Since early on a lack of surveillance in the first months was thought likely to have obscured the beginning of the UK outbreak. And indeed when we finally started noticing deaths, it was because we had just started actually looking for them properly, eg by testing hospital patients who didnt have a history of travel to China etc.

And there were no shortage of anecdotes about people in a choir getting sick early. and Fergus Walsh from the BBC testing positive for antibodies even though the last time he knew he got sick was before there was even any covid-19 awareness.

Well it turns out that someone got the authorities to explore the January death of their father, after an illness in December, and the virus was detected in lung samples so they got a death certificate with Covid-19 on it:


Peter Attwood, 84, from Chatham in Kent, died in hospital on 30 January, after falling ill in December with symptoms including cough and a fever. He had never travelled abroad.

Although heart failure and pneumonia were originally listed as the reason for his death, the Kent coroner has now confirmed that Mr Attwood had coronavirus in his lung tissue, The Sun reported.
Covid-19 has since been named as his cause of death — making Mr Attwood the first known coronavirus victim outside China, only 19 days after the first fatality was reported in Wuhan.

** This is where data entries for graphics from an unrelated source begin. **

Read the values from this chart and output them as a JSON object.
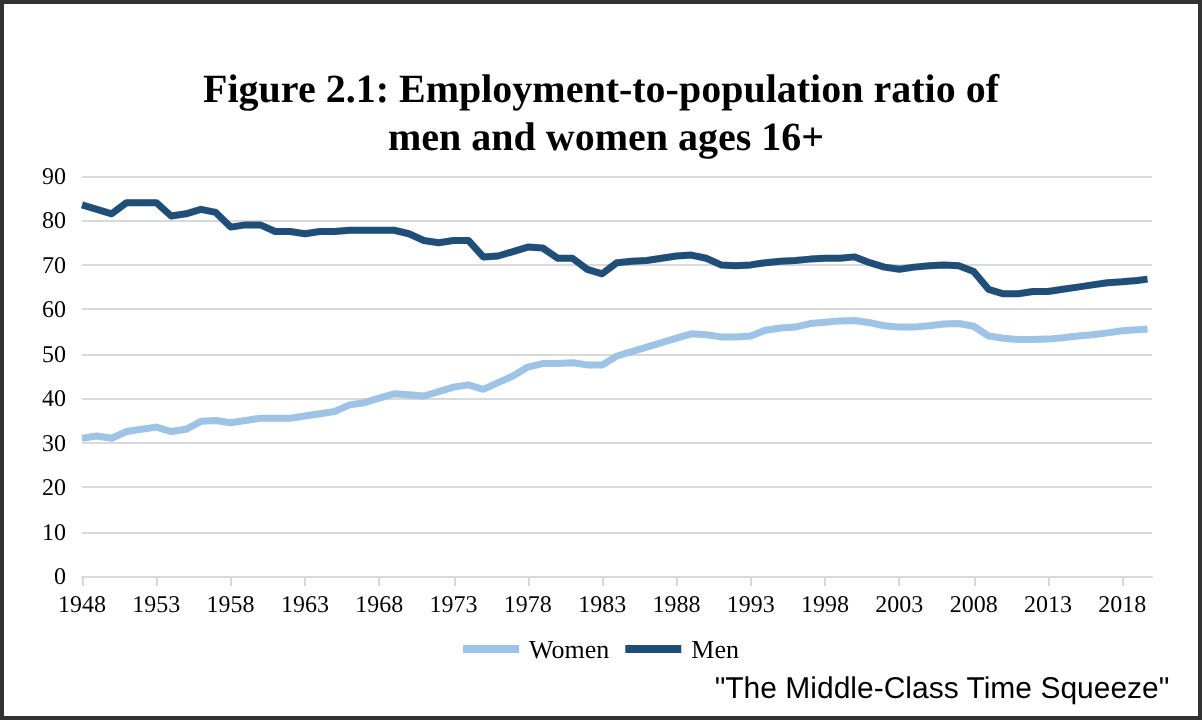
{
  "chart_data": {
    "type": "line",
    "title": "Figure 2.1: Employment-to-population ratio of men and women ages 16+",
    "annotations": [
      "\"The Middle-Class Time Squeeze\""
    ],
    "x": [
      1948,
      1949,
      1950,
      1951,
      1952,
      1953,
      1954,
      1955,
      1956,
      1957,
      1958,
      1959,
      1960,
      1961,
      1962,
      1963,
      1964,
      1965,
      1966,
      1967,
      1968,
      1969,
      1970,
      1971,
      1972,
      1973,
      1974,
      1975,
      1976,
      1977,
      1978,
      1979,
      1980,
      1981,
      1982,
      1983,
      1984,
      1985,
      1986,
      1987,
      1988,
      1989,
      1990,
      1991,
      1992,
      1993,
      1994,
      1995,
      1996,
      1997,
      1998,
      1999,
      2000,
      2001,
      2002,
      2003,
      2004,
      2005,
      2006,
      2007,
      2008,
      2009,
      2010,
      2011,
      2012,
      2013,
      2014,
      2015,
      2016,
      2017,
      2018,
      2019,
      2019.7
    ],
    "series": [
      {
        "name": "Women",
        "color": "#9dc3e6",
        "values": [
          31,
          31.5,
          31,
          32.5,
          33,
          33.5,
          32.5,
          33,
          34.8,
          35,
          34.5,
          35,
          35.5,
          35.5,
          35.5,
          36,
          36.5,
          37,
          38.5,
          39,
          40,
          41,
          40.8,
          40.5,
          41.5,
          42.5,
          43,
          42,
          43.5,
          45,
          47,
          47.8,
          47.8,
          48,
          47.5,
          47.5,
          49.5,
          50.5,
          51.5,
          52.5,
          53.5,
          54.5,
          54.3,
          53.8,
          53.8,
          54,
          55.3,
          55.8,
          56,
          56.8,
          57.1,
          57.4,
          57.5,
          57,
          56.3,
          56,
          56,
          56.3,
          56.7,
          56.8,
          56.2,
          54,
          53.5,
          53.2,
          53.2,
          53.3,
          53.6,
          54,
          54.3,
          54.7,
          55.2,
          55.4,
          55.6
        ]
      },
      {
        "name": "Men",
        "color": "#1f4e79",
        "values": [
          83.5,
          82.5,
          81.5,
          84,
          84,
          84,
          81,
          81.5,
          82.5,
          81.8,
          78.5,
          79,
          79,
          77.5,
          77.5,
          77,
          77.5,
          77.5,
          77.8,
          77.8,
          77.8,
          77.8,
          77,
          75.5,
          75,
          75.5,
          75.5,
          71.8,
          72,
          73,
          74,
          73.8,
          71.5,
          71.5,
          69,
          68,
          70.5,
          70.8,
          71,
          71.5,
          72,
          72.2,
          71.5,
          70,
          69.8,
          70,
          70.5,
          70.8,
          71,
          71.3,
          71.5,
          71.5,
          71.8,
          70.5,
          69.5,
          69,
          69.5,
          69.8,
          70,
          69.8,
          68.5,
          64.5,
          63.5,
          63.5,
          64,
          64,
          64.5,
          65,
          65.5,
          66,
          66.2,
          66.5,
          66.8
        ]
      }
    ],
    "xlim": [
      1948,
      2020
    ],
    "xticks": [
      1948,
      1953,
      1958,
      1963,
      1968,
      1973,
      1978,
      1983,
      1988,
      1993,
      1998,
      2003,
      2008,
      2013,
      2018
    ],
    "ylim": [
      0,
      90
    ],
    "yticks": [
      0,
      10,
      20,
      30,
      40,
      50,
      60,
      70,
      80,
      90
    ],
    "grid": "y",
    "legend": "bottom",
    "marker": "none",
    "line_style": "solid"
  }
}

A lot of death can happen from novel viruses before people notice. The above is not new news but I missed it at the time some months ago.
 
Apparently they still don't have all the facts about whether it really does have a worse transmission rate though? There are other things that are driving the transmission upward too

Such facts often take a long time to emerge, if ever, and require luck and masses of data to firmly establish.

It may be that specific details of their genomic surveillance give them more confidence about reaching certain conclusions, but they may be being coy about such detail. For example Scotland was not afraid to mention the new strain in the context of care home and hospital outbreaks. If the existing hospital genonic spread studies are part of whats picked up this new strain, then they may have had the opportunity to study the spread in particular institutions in a rather detailed way.

We'll see. So far in terms of info in the public domain, I am missing what would be required for my own impression of this situation to develop properly. Its quite weak stuff, but they may be sitting on stuff that is more compelling.